[A Prince of Cornwall by Charles W. Whistler]@TWC D-Link bookA Prince of Cornwall CHAPTER III 4/34
The summer seems to linger here after it has fled from the uplands. There was a goodly company gathered in Ina's hall for the twelfth night feasting.
Truly, the hall was not so great as that in the palace at Winchester, but it was all the brighter for that reason. It was hard to get that great space well lighted and warmed at times, when the wind blew cold under eaves and through narrow windows; but here all was well lit and comfortable to look on and to feel also, as one sat and feasted with the sweet sedges of the mere banks deep under foot on the floor and the great fire in the hall centre near enough to every one.

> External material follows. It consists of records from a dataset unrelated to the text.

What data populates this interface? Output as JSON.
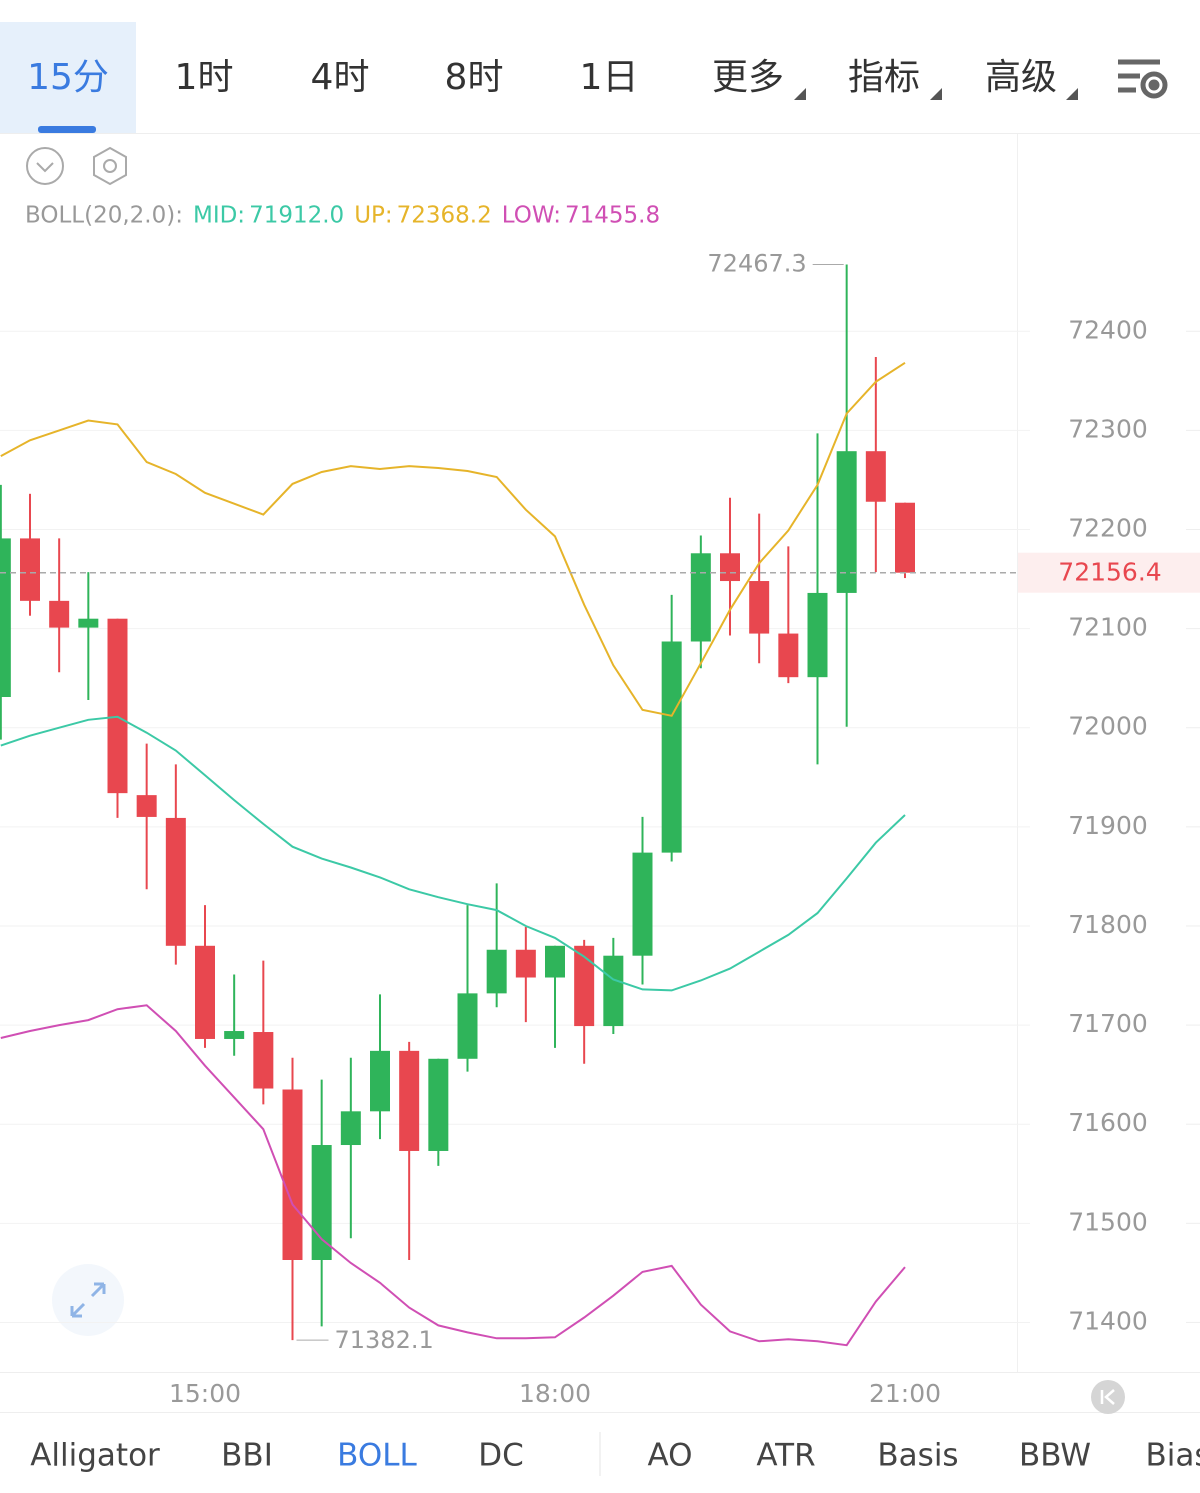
{
  "tabs": [
    "15分",
    "1时",
    "4时",
    "8时",
    "1日",
    "更多",
    "指标",
    "高级"
  ],
  "indicators": [
    "Alligator",
    "BBI",
    "BOLL",
    "DC",
    "AO",
    "ATR",
    "Basis",
    "BBW",
    "Bias"
  ],
  "chart_data": {
    "type": "candlestick",
    "indicator_label": "BOLL(20,2.0):",
    "categories": [
      null,
      null,
      null,
      null,
      null,
      null,
      null,
      "15:00",
      null,
      null,
      null,
      null,
      null,
      null,
      null,
      null,
      null,
      null,
      null,
      "18:00",
      null,
      null,
      null,
      null,
      null,
      null,
      null,
      null,
      null,
      null,
      null,
      "21:00"
    ],
    "open": [
      72031,
      72191,
      72128,
      72101,
      72110,
      71932,
      71909,
      71780,
      71686,
      71693,
      71635,
      71463,
      71579,
      71613,
      71674,
      71573,
      71666,
      71732,
      71776,
      71748,
      71780,
      71699,
      71770,
      71874,
      72087,
      72176,
      72148,
      72095,
      72051,
      72136,
      72279,
      72227
    ],
    "high": [
      72245,
      72236,
      72191,
      72157,
      72110,
      71984,
      71963,
      71821,
      71751,
      71765,
      71667,
      71645,
      71667,
      71731,
      71683,
      71666,
      71821,
      71843,
      71799,
      71780,
      71786,
      71788,
      71910,
      72134,
      72194,
      72232,
      72216,
      72183,
      72297,
      72467.3,
      72374,
      72227
    ],
    "low": [
      71988,
      72113,
      72056,
      72028,
      71909,
      71837,
      71761,
      71677,
      71669,
      71620,
      71382.1,
      71396,
      71485,
      71585,
      71463,
      71558,
      71653,
      71718,
      71703,
      71677,
      71661,
      71691,
      71741,
      71865,
      72060,
      72093,
      72065,
      72045,
      71963,
      72001,
      72157,
      72151
    ],
    "close": [
      72191,
      72128,
      72101,
      72110,
      71934,
      71910,
      71780,
      71686,
      71694,
      71636,
      71463,
      71579,
      71613,
      71674,
      71573,
      71666,
      71732,
      71776,
      71748,
      71780,
      71699,
      71770,
      71874,
      72087,
      72176,
      72148,
      72095,
      72051,
      72136,
      72279,
      72228,
      72156.4
    ],
    "up_color": "#2fb45a",
    "down_color": "#e8474f",
    "series": [
      {
        "name": "MID:",
        "color": "#3cc9a6",
        "values": [
          71982,
          71992,
          72000,
          72008,
          72011,
          71995,
          71977,
          71952,
          71927,
          71903,
          71880,
          71868,
          71859,
          71849,
          71837,
          71829,
          71822,
          71816,
          71800,
          71788,
          71769,
          71746,
          71736,
          71735,
          71745,
          71757,
          71774,
          71791,
          71813,
          71848,
          71884,
          71912
        ]
      },
      {
        "name": "UP:",
        "color": "#e6b42a",
        "values": [
          72274,
          72290,
          72300,
          72310,
          72306,
          72268,
          72256,
          72237,
          72226,
          72215,
          72246,
          72258,
          72264,
          72261,
          72264,
          72262,
          72259,
          72253,
          72220,
          72193,
          72124,
          72063,
          72018,
          72012,
          72065,
          72119,
          72166,
          72199,
          72245,
          72317,
          72349,
          72368.2
        ]
      },
      {
        "name": "LOW:",
        "color": "#d04fb4",
        "values": [
          71687,
          71694,
          71700,
          71705,
          71716,
          71720,
          71694,
          71659,
          71627,
          71595,
          71519,
          71484,
          71460,
          71440,
          71415,
          71397,
          71390,
          71384,
          71384,
          71385,
          71405,
          71427,
          71451,
          71457,
          71418,
          71391,
          71381,
          71383,
          71381,
          71377,
          71421,
          71455.8
        ]
      }
    ],
    "legend_values": [
      "71912.0",
      "72368.2",
      "71455.8"
    ],
    "ylim": [
      71350,
      72598
    ],
    "yticks": [
      71400,
      71500,
      71600,
      71700,
      71800,
      71900,
      72000,
      72100,
      72200,
      72300,
      72400
    ],
    "grid": true
  }
}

I think that this hall in Glastonbury was as pleasant as any that I know in all Wessex. There was a great door midway in the southern side of the hall, and as one entered, to right and left along that wall ran the tables for the house-carles and other men of the lower ranks, and for strangers who might come in to share the king's hospitality and had no right to a higher place.
Then at either end of the hall were cross tables, where the thanes and their ladies had their places in due order, above the franklins whose cross tables were next to those of the house-carles.
And then, right over against the south wall and across the fire on the hearth, was the longest table of all, and in the midst of that was the high place for the king and queen and a few others.